Q3 2026 technical roadmap: Extend international support to EUR (Europe), building on the India launch. Updated Chrome Extension. More extensive video tutorials. Native iOS support.

The platform-data report I had originally scheduled for early May is on hold until the dataset reaches a size that supports honest analysis. More to come.

The simple truth

Three months in, the hypothesis holds. The 8-agent development framework I described in "I Built an Entire SaaS Platform Using AI" absorbed a quadrupling of the codebase, two coordinated architecture-remediation waves, a new international market, and a meta-overhaul of how the build itself runs - without an outage and without an incident that reached real users. Month 1 was about proving the system could exist. Month 2 was about proving it could harden under load. Month 3 was about proving it could start catching its own mistakes.

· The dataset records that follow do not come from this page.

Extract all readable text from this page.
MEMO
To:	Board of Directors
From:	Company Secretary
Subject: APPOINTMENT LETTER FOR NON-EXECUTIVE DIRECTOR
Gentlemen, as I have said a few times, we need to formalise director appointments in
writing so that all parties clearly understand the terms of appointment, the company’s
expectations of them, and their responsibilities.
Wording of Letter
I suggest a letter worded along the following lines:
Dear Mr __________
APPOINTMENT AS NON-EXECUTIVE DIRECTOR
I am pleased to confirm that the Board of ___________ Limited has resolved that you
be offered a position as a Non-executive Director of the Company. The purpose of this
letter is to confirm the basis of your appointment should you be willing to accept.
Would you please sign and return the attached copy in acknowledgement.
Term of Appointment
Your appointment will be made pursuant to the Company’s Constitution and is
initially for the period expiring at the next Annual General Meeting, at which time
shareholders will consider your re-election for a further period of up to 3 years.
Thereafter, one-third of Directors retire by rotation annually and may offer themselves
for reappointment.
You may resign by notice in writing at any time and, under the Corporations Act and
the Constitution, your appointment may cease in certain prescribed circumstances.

The thing I would not have predicted on launch day, when I was eighteen hours into shipping seven hotfix patches, was how fast the work would shift from "agents help me write code" to "agents do the meta-work I used to do by hand." That is not a shortcut. It is a different kind of leverage, and it is what made the architecture work in Month 2 and the gate work in Month 3 possible at all. No solo founder is closing 80 tickets in a single session by hand.

Three months in, the work changed twice. That is exactly the right thing to have happened.